Data/: contains the datasets used in the project and the scripts to process them.

Docker/: contains the docker containers for easy setup of the project.

README.md: this file provides an overview of the repository.


Dataset
The dataset can be found here.

Dependencies

Python 3.11.2
Docker >= 20.10.5


Usage
Make sure to install the dependencies before running the project.

Setup with Docker

Run docker compose up -d mongo redis mysql in the root directory of the project to start the databases.
Run docker compose up -d mongo_python to start populating the CVE-Search database.
Run docker compose up -d --build commit_analysis to start the main container.

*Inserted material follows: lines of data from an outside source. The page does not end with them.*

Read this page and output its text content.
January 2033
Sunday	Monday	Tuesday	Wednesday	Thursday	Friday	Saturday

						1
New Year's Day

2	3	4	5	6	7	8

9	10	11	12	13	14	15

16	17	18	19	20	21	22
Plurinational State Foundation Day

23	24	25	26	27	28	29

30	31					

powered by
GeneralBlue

NOTE: Check the README.md in the Docker/ directory for more information!


Rebuilding the commit_analysis container
The current code is copied to the commit_analysis container.
If any changes are made in the init_scripts, the container needs to be rebuilt.
This can be done by running docker compose up -d --build commit_analysis.

Use of the pre-populated database
The databases expose their ports to the host machine.
To get the ports, check the docker-compose.yml file.
You can use those ports to connect to the databases and pre-populate them with the data provided.
Then you do not need to run all mappings.

License
Distributed under the GPLv3 License. See LICENSE for more information.

Authors

Rawel Ahmad - rawel.ahmad@stud.tu-darmstadt.de

Nikolaos Alexopoulos - coordination <GitHub>


Acknowledgements
The following individuals have contributed to this project:


BIC-Tracker by JayJayJay1: The crawler
for syzkaller crash reports was adapted from this project.
(See Data/DatasetSources/syzkaller/)

What Happens When We Fuzz? Investigating OSS-Fuzz Bug History by Keller et al.:
The
extracting method for the OSS-Fuzz dataset was adapted from this paper.
(See Data/DatasetSources/oss-fuzz/processor.py)

VulnerabilityLifetimes
by manuelbrack: The heuristic was adapted from this project.
(See Data/Heuristic/)


Thesis information
This project is part of a bachelor's thesis at Technische Universität Darmstadt.